Creation, the Flood, Joseph’s dreams, the miracles of the Exodus and other stories out of the Torah have been told and retold for thousands of years, but the seam of the story running through the five books is covered throughout with bits of law, genealogy, proscriptions for ritual and sacrifice, and all kinds of other information. In With a Mighty Hand, however, author Amy Ehrlich seeks to extract the pure story from the rest of the Torah to create one complete and poetic narrative.
As anyone who has read, or even simply flipped through the Torah knows, it is far from a seamless, coherent story. Though it is all one scroll in the Ark, the cut-and-paste nature of the Torah is evident in the many repetitions, contradictions and tangential side-tales coloring it.

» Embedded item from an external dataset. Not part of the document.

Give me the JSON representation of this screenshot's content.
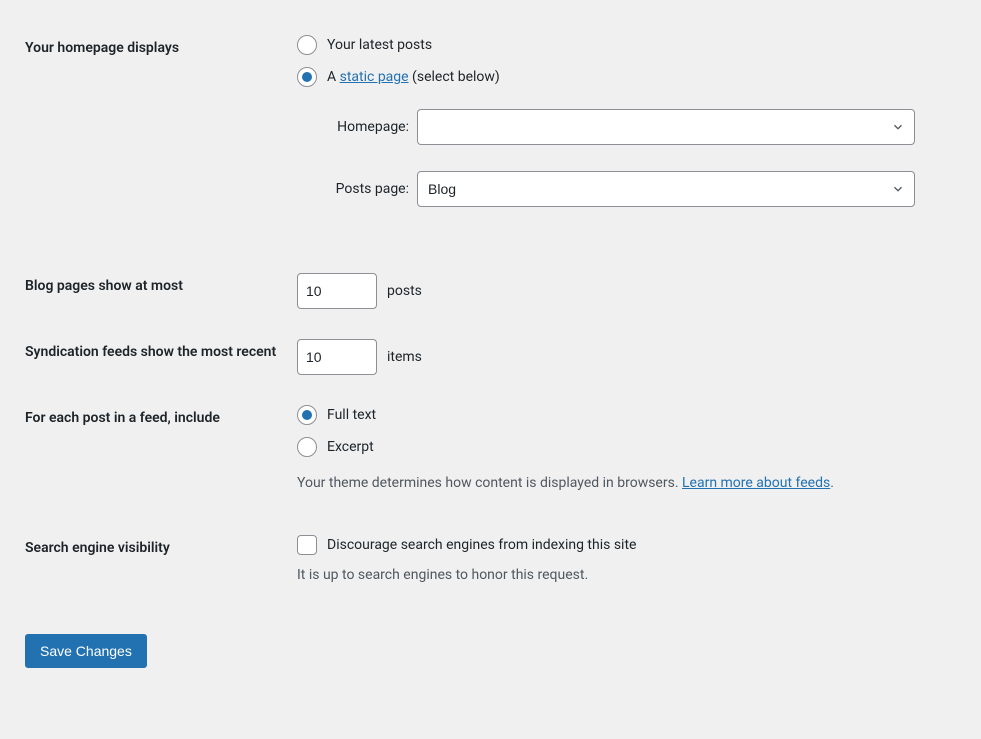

Along with the adapted text by Ehrlich, paintings throughout the book by Daniel Nevins add to the feel of a family story book to be shared with adults and children alike. With the story laid bare, one can easily imagine parts of it being read to younger children, telling them the famous stories in a way far closer to the unabridged version than many other Bible stories for children while still keeping their interest with the smooth pattern of verse and no digressions to matters of precise instructions for sacrifice that can often seem tedious, even to adults.
Mining the Torah for story seems almost effortless for Ehrlich in the early parts of the five books. Not much seems to have been left out and even when condensed, the stories in Genesis and Exodus take up a larger percentage of With a Mighty Hand than they do in the Torah. What’s most noticeable in the book is the interpretation of the text to give the stories of Adam, Noah, Abraham and others a more lucid description and with a unified but still poetic style that can sometimes be lost in word-for-word translations, which may be scrupulously accurate but lose something of the meaning and tone.
The stories of creation and the history of the Israelites can also get quite obscured in the tangled torrent of obligations and rules that make up most of the latter three books of the Torah. Those books are noticeably less represented in Ehrlich’s distillation though not without their famous moments like Balaam the sorcerer blessing instead of cursing the Israelites and Moses’ final farewell to his people.
Although without extensive annotations or commentary, the book does provide a few notes on some of the harder to interpret verses along with maps and a genealogy to help readers make sense of what they are reading.
With a Mighty Hand may not provide anything new, but it’s not supposed to add anything. What it does is lift out the amazing stories of the Torah and tell them in a way that anyone could pick up and flip through, finding their favorites or maybe discovering something new that had been buried in ancient legalistic arguments or perhaps renewing an interest in the stories that end with Moses and “all the signs and wonders [Hashem] sent him to do in the land of Egypt. And Moses did them with a mighty hand before the eyes of all Israel.”